La leggenda narra che come monito per la popolazione e per incutere timore, i Mazzarditi erano soliti appendere alla cinta merlata della roccaforte i corpi dei nemici impiccati. Si narra anche che uno dei “divertimenti” preferiti dei fratelli fosse rapire le giovani fanciulle, tra cui la bella moglie del podestà di Cannobio. Nel 1519 quando diventò signore del luogo il conte Ludovico Borromeo, fu costruito a scopo difensivo un castello detto la “Vitaliana” in omaggio a Vitaliano I capostipite del ramo milanese dei Borromeo. Anche di questa rocca, utilizzata come agrumeto e conigliera, ne rimangono solo i ruderi. 
  
 
Oggi i Castelli di Cannero sono meta dei numerosi natanti che a bordo di motoscafi e yacht non disdegnano un bagno rinfrescante nelle acque cristalline di questa parte di lago caratterizzata da scorci pittoreschi.
Oltre che per i castelli Cannero è apprezzato dai turisti anche per le antiche case padronali, il pittoresco porticciolo scavato nella roccia, le piccole vie medievali, le chiese e le cappelle votive. 
 
Castelli di Cannero
La chiesa parrocchiale dedicata a San Giorgio fu eretta nel 1836 sui resti della vecchia chiesa distrutta da un'alluvione nel 1829. Qui si conservano le reliquie di San Fausto martire, trasferito dalle catacombe di San Callisto in Roma. 
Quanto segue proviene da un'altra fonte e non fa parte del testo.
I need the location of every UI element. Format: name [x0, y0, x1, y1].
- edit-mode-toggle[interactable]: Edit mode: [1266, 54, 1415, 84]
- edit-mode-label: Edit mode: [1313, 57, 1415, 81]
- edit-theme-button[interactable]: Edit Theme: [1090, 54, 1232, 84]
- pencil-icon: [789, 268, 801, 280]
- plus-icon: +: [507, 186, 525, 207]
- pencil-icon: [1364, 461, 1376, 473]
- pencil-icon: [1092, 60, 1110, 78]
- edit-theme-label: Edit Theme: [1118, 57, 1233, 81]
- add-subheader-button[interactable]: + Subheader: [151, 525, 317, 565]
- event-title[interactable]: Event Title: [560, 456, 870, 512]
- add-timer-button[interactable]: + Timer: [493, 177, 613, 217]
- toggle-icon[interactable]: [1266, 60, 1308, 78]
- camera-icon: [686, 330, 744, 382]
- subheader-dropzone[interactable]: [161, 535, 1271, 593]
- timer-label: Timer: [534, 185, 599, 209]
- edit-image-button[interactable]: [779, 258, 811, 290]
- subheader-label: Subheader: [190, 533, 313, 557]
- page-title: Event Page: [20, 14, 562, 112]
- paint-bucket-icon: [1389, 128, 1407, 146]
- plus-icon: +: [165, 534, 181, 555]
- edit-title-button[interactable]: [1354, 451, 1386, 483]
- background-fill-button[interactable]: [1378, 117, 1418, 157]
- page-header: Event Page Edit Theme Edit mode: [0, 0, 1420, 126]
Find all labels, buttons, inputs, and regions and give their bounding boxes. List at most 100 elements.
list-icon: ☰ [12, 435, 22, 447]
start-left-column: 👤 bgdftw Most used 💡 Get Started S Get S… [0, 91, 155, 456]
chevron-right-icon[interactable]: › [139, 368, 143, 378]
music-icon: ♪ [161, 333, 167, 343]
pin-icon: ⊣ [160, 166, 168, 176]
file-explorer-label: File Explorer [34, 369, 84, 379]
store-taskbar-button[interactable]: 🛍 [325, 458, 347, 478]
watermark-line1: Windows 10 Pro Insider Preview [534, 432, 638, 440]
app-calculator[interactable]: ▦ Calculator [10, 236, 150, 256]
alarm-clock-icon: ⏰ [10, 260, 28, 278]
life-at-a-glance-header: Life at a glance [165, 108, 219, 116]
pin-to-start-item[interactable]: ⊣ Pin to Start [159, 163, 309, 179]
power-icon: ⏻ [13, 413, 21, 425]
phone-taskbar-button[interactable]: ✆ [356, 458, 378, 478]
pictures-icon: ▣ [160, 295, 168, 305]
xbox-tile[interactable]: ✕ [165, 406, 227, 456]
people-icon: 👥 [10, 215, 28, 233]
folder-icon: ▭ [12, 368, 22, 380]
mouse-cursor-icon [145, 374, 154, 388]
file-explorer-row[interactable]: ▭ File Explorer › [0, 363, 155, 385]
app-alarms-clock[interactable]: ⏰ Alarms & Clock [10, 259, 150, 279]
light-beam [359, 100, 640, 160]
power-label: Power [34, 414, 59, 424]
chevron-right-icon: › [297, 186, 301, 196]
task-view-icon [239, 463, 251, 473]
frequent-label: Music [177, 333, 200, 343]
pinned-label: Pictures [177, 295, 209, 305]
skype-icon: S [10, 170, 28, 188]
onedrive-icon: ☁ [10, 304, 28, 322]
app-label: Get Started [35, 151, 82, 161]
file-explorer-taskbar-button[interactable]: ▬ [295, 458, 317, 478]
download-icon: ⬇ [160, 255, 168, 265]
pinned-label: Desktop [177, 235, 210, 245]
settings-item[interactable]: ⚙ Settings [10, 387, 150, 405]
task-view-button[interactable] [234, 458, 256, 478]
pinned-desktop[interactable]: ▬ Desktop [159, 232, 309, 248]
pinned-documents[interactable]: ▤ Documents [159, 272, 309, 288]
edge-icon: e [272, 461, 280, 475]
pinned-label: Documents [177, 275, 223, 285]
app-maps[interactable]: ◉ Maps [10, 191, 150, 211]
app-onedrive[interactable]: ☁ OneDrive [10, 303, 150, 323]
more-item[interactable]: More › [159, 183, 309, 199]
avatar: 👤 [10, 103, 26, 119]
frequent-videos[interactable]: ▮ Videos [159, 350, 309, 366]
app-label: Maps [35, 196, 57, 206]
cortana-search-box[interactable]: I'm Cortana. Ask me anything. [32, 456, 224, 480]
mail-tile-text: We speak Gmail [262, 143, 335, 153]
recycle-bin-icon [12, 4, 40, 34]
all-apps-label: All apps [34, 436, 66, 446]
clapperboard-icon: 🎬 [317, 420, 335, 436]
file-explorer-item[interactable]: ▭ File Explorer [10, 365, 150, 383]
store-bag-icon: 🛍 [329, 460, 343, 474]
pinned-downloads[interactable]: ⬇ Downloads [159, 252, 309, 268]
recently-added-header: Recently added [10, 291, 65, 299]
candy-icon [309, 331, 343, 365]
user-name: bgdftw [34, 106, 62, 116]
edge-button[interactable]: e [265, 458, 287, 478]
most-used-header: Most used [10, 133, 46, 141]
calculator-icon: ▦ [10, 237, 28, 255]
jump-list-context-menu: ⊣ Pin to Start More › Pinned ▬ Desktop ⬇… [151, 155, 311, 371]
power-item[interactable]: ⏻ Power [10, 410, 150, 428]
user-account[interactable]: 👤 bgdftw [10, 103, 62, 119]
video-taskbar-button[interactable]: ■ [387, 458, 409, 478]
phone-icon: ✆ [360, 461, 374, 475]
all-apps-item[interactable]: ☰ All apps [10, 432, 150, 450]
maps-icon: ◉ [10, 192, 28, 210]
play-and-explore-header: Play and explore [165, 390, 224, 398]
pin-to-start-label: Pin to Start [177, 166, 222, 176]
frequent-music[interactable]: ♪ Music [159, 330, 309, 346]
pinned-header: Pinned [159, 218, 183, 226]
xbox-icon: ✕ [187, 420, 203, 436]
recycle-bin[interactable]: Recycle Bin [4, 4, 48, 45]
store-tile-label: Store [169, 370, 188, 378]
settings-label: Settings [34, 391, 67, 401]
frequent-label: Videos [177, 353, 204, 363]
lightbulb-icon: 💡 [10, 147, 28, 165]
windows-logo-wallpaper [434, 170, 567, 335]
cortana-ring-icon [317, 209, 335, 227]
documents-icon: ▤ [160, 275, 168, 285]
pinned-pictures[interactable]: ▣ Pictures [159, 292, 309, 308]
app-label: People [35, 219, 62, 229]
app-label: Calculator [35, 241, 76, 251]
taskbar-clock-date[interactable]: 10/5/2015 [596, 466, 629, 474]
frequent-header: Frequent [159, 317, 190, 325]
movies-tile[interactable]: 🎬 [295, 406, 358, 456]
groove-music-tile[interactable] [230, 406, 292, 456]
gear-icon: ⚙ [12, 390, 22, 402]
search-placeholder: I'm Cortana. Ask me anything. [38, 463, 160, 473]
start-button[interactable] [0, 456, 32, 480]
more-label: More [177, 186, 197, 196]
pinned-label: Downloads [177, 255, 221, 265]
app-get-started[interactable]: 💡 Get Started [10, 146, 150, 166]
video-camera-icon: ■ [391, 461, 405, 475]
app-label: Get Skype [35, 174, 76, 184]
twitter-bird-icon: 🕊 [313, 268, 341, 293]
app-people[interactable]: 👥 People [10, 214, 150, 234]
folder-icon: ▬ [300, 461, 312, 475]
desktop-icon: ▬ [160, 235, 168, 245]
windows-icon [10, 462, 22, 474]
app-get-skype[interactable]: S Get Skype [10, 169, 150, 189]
Per gli amanti della natura e gli sportivi, Cannero Riviera offre molte possibilità: dal nuoto, alla vela, al canottaggio, al windsurf, alla canoa e alla pesca. 
Motivo di orgoglio la bellissima e ampia spiaggia Bandiera Blu. 
Le montagne attorno sono meta degli appassionati di escursionismo e trekking.  Non mancano poi le manifestazioni folkloristiche nei diversi periodi dell’anno. 
Grazie al clima mite Cannero vanta una ricca vegetazione mediterranea, con piante di limone, cedro, ulivi centenari e profumate mimose che punteggiano le coste e inebriano l’aria con il loro profumo dolce e intenso. 
Cannero è anche la sede della Società Italiana della Camelia, fiore simbolo di questa parte del Lago Maggiore. Ogni anno a marzo viene organizzata a Cannero la Mostra della Camelia, che riunisce migliaia di visitatori, dai veri estimatori fino ai semplici appassionati.